If 45.5 mL of 0.150 M sodium sulfate solution reacts completely with aqueous barium nitrate, what is the mass of #BaSO_4# (233.40 g/mol) precipitate? #Ba(NO_3)_2(aq) + Na_2SO4 (aq) -> BaSO_4(s) + 2NaNO_3(aq)#?

To find the mass of the BaSO4 precipitate, first, calculate the moles of Na2SO4 using the given volume and concentration. Then, use the stoichiometry of the reaction to find the moles of BaSO4 formed. Finally, use the molar mass of BaSO4 to find the mass of the precipitate.
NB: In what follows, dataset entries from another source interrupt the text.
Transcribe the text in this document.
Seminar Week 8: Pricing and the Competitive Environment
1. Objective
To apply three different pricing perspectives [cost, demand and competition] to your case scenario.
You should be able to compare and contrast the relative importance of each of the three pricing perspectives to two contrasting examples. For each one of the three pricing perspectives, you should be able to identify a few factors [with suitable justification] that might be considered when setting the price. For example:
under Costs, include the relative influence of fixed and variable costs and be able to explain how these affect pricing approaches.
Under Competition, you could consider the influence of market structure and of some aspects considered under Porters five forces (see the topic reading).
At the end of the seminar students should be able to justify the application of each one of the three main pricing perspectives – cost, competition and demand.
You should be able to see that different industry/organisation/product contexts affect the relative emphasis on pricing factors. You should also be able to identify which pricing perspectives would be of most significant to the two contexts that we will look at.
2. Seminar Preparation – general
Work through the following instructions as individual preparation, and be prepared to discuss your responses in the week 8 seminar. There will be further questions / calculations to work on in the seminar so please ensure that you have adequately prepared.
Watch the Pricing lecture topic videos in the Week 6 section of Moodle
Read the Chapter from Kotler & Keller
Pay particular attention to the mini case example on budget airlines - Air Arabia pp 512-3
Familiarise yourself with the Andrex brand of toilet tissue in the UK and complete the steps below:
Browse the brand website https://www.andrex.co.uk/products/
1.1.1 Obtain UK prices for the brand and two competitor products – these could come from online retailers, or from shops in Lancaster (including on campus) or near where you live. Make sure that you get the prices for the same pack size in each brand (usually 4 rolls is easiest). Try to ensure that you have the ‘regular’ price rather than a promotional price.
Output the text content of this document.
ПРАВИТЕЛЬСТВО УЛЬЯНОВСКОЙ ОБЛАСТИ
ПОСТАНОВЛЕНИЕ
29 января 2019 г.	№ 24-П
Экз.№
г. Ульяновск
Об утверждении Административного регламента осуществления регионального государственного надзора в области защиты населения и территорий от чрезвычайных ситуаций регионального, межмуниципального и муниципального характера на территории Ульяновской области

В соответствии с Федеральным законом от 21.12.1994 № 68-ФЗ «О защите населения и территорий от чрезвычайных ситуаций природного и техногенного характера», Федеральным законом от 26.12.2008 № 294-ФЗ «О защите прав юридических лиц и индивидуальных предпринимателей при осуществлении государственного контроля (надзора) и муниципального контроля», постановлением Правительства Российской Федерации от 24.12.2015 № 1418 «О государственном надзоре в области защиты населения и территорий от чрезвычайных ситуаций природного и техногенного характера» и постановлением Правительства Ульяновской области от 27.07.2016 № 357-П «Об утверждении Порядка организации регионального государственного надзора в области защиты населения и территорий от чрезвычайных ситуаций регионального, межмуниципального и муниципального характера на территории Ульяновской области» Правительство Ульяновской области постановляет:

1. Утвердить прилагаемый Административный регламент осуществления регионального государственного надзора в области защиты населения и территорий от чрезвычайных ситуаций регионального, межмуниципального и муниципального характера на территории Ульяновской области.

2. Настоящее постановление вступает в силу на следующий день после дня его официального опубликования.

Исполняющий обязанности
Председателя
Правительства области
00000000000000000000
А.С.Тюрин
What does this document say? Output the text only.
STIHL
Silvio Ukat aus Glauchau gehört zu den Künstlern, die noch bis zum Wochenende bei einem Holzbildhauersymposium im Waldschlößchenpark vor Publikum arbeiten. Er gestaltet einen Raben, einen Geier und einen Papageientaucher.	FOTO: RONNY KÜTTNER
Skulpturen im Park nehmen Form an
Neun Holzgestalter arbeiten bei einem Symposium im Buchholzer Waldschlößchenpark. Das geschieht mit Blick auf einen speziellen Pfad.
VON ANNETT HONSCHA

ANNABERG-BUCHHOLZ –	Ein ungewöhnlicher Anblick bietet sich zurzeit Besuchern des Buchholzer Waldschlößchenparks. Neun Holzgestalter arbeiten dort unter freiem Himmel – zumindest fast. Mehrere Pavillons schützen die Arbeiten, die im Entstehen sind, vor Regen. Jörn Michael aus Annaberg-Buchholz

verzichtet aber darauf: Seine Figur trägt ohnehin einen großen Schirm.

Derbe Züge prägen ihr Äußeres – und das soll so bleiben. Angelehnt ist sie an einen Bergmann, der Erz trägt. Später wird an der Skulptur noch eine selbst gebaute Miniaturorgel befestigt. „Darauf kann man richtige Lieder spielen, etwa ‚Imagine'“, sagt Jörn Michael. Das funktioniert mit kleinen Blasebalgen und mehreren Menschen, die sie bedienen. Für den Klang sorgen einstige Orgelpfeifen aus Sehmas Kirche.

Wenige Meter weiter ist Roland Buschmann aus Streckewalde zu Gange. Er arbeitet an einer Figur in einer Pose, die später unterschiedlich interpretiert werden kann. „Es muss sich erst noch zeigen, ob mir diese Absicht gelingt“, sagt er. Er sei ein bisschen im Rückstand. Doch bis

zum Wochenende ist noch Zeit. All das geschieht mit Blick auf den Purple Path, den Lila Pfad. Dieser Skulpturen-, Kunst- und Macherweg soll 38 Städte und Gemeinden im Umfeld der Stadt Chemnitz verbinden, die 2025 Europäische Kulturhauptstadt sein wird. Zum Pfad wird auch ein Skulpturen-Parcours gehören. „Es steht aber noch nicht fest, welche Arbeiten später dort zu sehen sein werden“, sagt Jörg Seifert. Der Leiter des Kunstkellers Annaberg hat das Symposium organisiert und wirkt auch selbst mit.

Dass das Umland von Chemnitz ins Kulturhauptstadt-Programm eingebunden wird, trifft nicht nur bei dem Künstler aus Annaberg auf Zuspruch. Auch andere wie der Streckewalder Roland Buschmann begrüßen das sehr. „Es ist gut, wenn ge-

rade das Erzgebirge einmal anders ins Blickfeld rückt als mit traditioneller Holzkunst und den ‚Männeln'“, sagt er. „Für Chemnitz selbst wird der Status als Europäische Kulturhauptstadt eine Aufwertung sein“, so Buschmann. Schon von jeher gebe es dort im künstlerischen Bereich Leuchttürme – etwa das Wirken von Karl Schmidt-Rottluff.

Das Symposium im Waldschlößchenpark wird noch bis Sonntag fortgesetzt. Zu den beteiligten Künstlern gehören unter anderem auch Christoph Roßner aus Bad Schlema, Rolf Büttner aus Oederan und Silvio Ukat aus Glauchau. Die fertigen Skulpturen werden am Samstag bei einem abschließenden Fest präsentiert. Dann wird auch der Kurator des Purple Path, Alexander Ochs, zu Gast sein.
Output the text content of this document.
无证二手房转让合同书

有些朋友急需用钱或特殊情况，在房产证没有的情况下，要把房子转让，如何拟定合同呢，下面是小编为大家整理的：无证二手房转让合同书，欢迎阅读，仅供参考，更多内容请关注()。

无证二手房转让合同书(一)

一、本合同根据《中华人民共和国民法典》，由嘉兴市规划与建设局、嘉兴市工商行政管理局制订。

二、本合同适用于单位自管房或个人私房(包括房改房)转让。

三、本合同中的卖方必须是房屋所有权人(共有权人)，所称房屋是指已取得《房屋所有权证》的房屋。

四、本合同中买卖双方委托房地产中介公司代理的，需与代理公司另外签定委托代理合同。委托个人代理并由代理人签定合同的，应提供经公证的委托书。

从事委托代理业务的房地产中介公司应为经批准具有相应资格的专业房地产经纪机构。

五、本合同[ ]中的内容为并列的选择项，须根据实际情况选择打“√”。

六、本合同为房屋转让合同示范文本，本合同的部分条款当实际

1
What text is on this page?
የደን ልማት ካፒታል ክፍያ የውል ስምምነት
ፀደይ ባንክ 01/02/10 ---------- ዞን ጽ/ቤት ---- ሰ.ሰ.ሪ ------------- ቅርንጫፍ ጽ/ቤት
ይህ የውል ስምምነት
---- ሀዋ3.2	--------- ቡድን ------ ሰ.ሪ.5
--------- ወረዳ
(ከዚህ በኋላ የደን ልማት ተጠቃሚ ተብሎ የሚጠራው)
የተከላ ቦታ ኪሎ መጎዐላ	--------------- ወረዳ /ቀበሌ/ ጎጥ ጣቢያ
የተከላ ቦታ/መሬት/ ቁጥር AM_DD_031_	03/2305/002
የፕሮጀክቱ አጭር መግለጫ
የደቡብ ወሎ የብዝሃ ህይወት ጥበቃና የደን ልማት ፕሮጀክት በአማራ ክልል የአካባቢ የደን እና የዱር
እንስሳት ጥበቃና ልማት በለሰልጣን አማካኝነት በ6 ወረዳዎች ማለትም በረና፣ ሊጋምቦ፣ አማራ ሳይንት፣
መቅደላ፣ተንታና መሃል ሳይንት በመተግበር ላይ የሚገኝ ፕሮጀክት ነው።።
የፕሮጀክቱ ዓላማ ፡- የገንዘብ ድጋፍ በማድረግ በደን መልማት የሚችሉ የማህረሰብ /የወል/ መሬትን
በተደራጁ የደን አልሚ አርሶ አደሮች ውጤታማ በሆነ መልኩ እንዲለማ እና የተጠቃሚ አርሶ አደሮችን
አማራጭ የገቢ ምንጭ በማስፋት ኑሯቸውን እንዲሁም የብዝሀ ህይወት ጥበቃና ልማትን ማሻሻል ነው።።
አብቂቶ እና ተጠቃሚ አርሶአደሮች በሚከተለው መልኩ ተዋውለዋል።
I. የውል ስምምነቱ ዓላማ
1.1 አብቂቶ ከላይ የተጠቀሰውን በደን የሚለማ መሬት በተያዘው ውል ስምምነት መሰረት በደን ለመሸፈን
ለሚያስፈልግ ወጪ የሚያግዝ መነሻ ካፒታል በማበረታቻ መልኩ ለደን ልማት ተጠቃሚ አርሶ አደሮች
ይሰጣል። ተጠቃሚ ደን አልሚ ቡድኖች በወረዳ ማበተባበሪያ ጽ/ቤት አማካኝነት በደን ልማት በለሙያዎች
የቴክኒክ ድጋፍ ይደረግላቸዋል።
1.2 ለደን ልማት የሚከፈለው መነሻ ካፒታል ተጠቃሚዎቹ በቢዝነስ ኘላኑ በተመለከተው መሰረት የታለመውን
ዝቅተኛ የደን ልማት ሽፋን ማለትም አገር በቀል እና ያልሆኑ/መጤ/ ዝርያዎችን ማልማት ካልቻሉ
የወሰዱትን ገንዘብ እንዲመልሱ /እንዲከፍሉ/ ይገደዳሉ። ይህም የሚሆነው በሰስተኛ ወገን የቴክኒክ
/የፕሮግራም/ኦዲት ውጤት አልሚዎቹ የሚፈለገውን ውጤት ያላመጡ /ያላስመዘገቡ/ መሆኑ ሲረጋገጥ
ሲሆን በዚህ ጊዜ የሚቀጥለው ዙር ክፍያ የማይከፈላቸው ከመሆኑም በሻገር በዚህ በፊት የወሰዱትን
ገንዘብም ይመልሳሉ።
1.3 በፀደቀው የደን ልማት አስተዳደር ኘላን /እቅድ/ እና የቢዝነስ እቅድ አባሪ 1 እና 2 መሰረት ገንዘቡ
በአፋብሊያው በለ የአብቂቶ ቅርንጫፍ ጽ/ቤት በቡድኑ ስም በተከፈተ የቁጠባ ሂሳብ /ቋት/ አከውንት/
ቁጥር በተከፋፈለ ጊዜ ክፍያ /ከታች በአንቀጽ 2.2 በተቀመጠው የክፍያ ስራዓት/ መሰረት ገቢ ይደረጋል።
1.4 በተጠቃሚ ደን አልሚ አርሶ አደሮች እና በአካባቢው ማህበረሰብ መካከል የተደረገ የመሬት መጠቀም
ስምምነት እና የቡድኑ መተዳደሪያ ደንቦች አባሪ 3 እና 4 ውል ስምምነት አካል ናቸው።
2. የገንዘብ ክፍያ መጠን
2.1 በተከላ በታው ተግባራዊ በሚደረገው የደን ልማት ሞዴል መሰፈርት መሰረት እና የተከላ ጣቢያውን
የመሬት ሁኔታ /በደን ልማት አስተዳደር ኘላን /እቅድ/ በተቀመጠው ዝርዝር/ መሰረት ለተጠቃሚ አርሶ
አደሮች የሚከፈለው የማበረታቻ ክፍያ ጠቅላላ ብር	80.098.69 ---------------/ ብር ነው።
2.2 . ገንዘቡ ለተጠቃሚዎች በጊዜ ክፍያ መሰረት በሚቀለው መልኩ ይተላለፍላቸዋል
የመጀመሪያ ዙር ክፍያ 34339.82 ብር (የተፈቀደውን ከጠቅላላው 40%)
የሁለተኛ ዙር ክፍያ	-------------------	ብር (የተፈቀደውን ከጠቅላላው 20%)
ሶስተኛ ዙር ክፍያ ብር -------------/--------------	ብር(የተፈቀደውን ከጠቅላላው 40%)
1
1. Calculate moles of Na2SO4: ( \text{Volume} \times \text{Molarity} = 45.5 \text{ mL} \times 0.150 \text{ mol/L} = 6.825 \text{ mmol} )

2. Use stoichiometry to find moles of BaSO4: From the balanced equation, 1 mole of BaSO4 forms for every mole of Na2SO4 reacted. ( \text{Moles of BaSO}_4 = \frac{6.825 \text{ mmol Na}_2\text{SO}_4}{1} = 6.825 \text{ mmol BaSO}_4 )

3. Convert moles of BaSO4 to grams: ( \text{Mass of BaSO}_4 = \text{moles} \times \text{molar mass} = 6.825 \text{ mmol} \times \frac{233.40 \text{ g}}{\text{mol}} = 1594.94 \text{ mg} ) ( \text{Mass of BaSO}_4 = 1.59494 \text{ g} )

So, the mass of BaSO4 precipitate formed is approximately 1.595 grams.